It’s been nearly two years since Edward Snowden blew the whistle regarding National Security Agency practices and became a household name. While some think of him as a traitor, others have lauded him as a hero.

Regardless of your feelings about the guy, there’s no question that his revelations changed the way we consider security and surveillance in the 21st century. That’s just what Hanni Fakhoury, a staff attorney with Electronic Frontier Foundation, and Robert Chesney, director of the University of Texas Strauss Center for International Security and Law, discussed during “What’s Next? Surveillance Reform Post-Snowden” at this year’s South by Southwest Interactive.

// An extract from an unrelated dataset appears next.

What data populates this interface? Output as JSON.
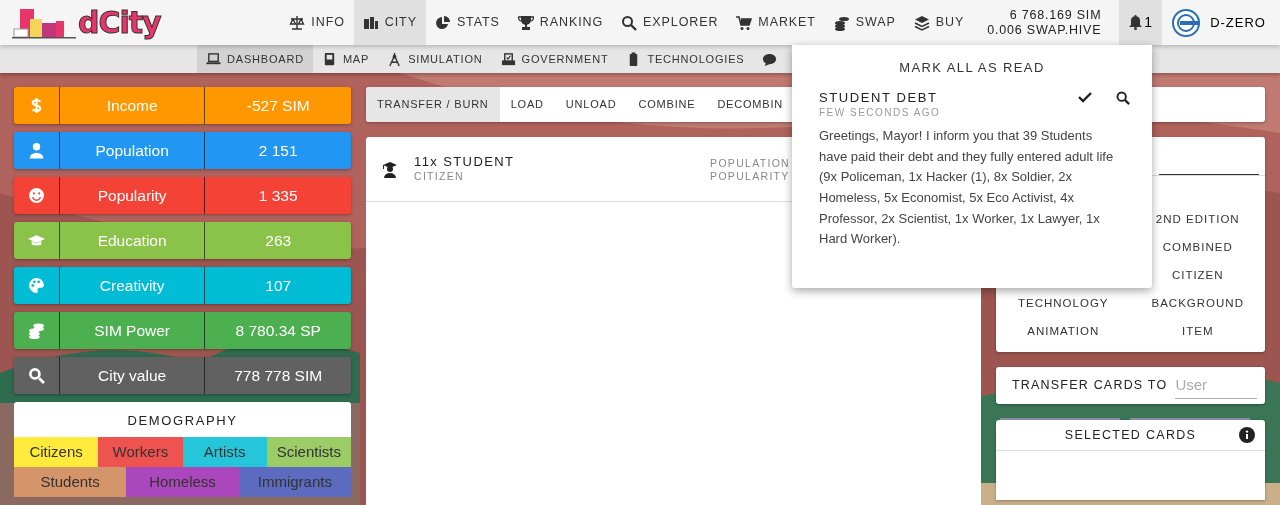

“This started as a discussion about the NSA and about that kind of surveillance, but it has morphed into something a little bit broader and something different,” Fakhoury said during the panel. “How do we talk about policing? How do we talk about surveillance, at even the local level, in the modern age where technology is eclipsing the ability of the law and the lawmakers to keep up with these changes in technologies?”


The months since Snowden’s leaks have ushered in policy reports, a number of legislative proposals, the Privacy and Civil Liberties Oversight Board, and lawsuits regarding the data collections. But perhaps most prevailing are the conversations that have started since the disclosures.

Emerging questions, the panelists noted, include the effectiveness of NSA tactics, the balance between civil liberties and safety, the definition of search and seizure in the 21st century, the 1979 Supreme Court case of Smith V. Maryland—which remains the precedent for defending data collection without a warrant, and Section 215 of the Patriot Act, which is set to expire in June. Snowden’s leaks have also influenced how we think about other activities, such as license plate readers, as mundane as they may sound.

Fakhoury and Chesney also stressed that while questions linger, the government is offering more transparency than it was before Snowden’s leaks. Citing the Tumblr account IC on the Record, they noted an increased knowledge of national programs and the ability to have informed debates about them.